Another issue related to feedback is partial responding. If you ask the team to change only one part of the homepage, they will probably assume that the rest of it is good .Giving timely and detailed feedback in bulk allows the design and development team to efficiently organize one big project. Instead of trickling in your changes, respect the designer’s timeline by giving them everything you want them to work on at the same time.

  1. Don’t do it yourself

Unless you have the necessary skills to build your website, it is not recommended to build it on your own .The stress given on your time and energy and the overall importance of having a really good website is never a good idea until you possess the technical skills to do it.Stay involved in the design and development of your website but let the experts do the building and coding process.

  1. Don’t Skimp or cut corners

Prepare to spend a decent amount on a website especially if you are a large company. The site which highly paid will be able to maintain it for years. If you skimp, you will likely find yourself with a’ new

‘Website project every few years. Spend a little extra money and get a website that lasts longer and requires less energy to maintain.

  1. Don’t overdo it

Avoid using as much as visual stimuli in the website.Wesbite should be aesthetically pleasing, and should have a user friendly homepage from which the visitors can branch off into different areas of the site. It should have everything about your company and its product or services.

  1. Speed

Internet users are an impatient bunch that’s not going to change.
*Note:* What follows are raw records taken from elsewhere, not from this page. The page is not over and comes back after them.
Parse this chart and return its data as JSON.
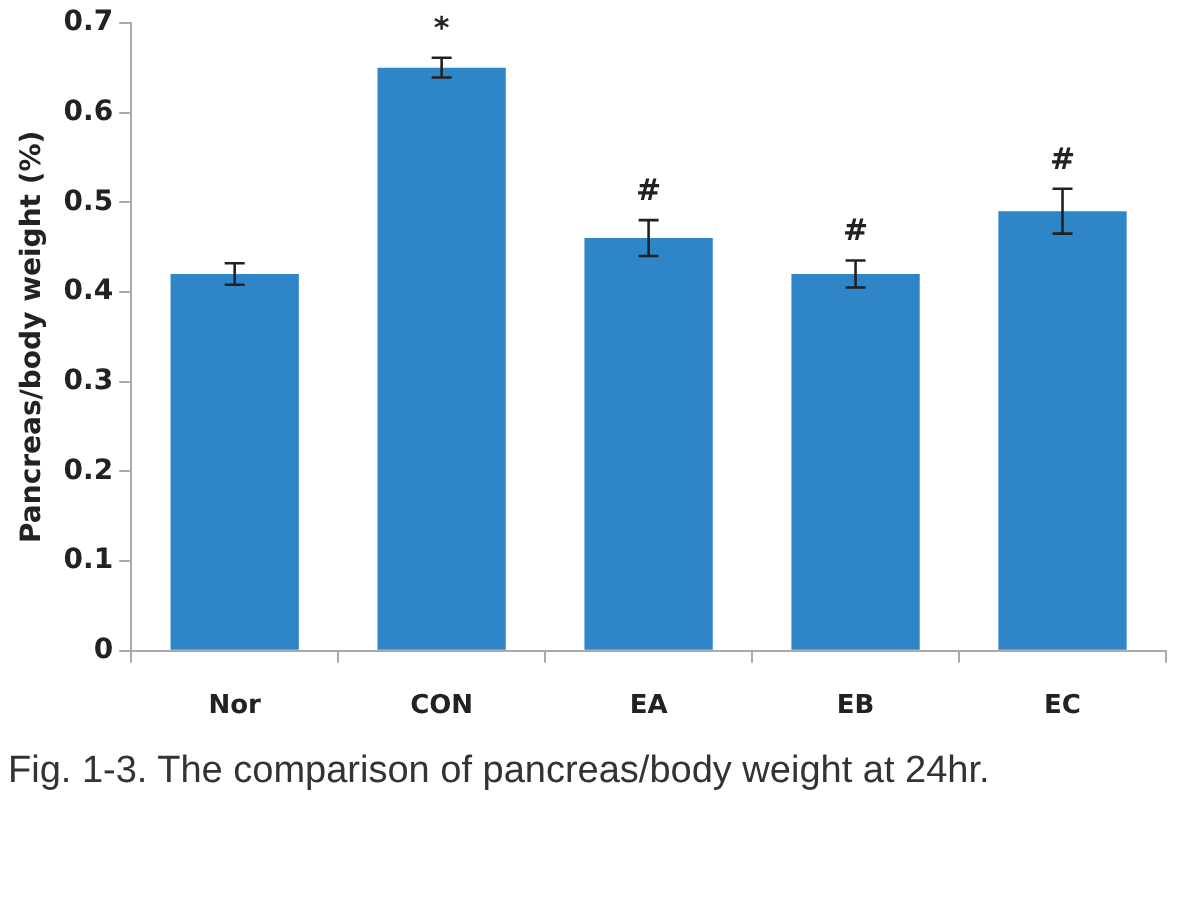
{
  "chart_data": {
    "type": "bar",
    "ylabel": "Pancreas/body weight (%)",
    "categories": [
      "Nor",
      "CON",
      "EA",
      "EB",
      "EC"
    ],
    "values": [
      0.42,
      0.65,
      0.46,
      0.42,
      0.49
    ],
    "errors": [
      0.012,
      0.011,
      0.02,
      0.015,
      0.025
    ],
    "color": "#2e86c8",
    "ylim": [
      0,
      0.7
    ],
    "yticks": [
      0,
      0.1,
      0.2,
      0.3,
      0.4,
      0.5,
      0.6,
      0.7
    ],
    "grid": false,
    "legend": false,
    "annotations": [
      {
        "text": "*",
        "x": "CON",
        "y": 0.661
      },
      {
        "text": "#",
        "x": "EA",
        "y": 0.48
      },
      {
        "text": "#",
        "x": "EB",
        "y": 0.435
      },
      {
        "text": "#",
        "x": "EC",
        "y": 0.515
      },
      "Fig. 1-3. The comparison of pancreas/body weight at 24hr."
    ]
  }
}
Studies have shown that 57% of visitors get fed up and leave the page that takes longer than 3 seconds to load. Website’s speed plays a huge part in conversion rate.

  1. Go Mobile

The world is going mobile. The mobile revolution is certainly happening to consumers so businesses need to keep pace or risk getting left behind by their competitors. One of the biggest ways to ensure your company maintains a consistent presence across all devices is to implement a website using responsive web design. Studies have shown that conversion can often take place on a series of different devices.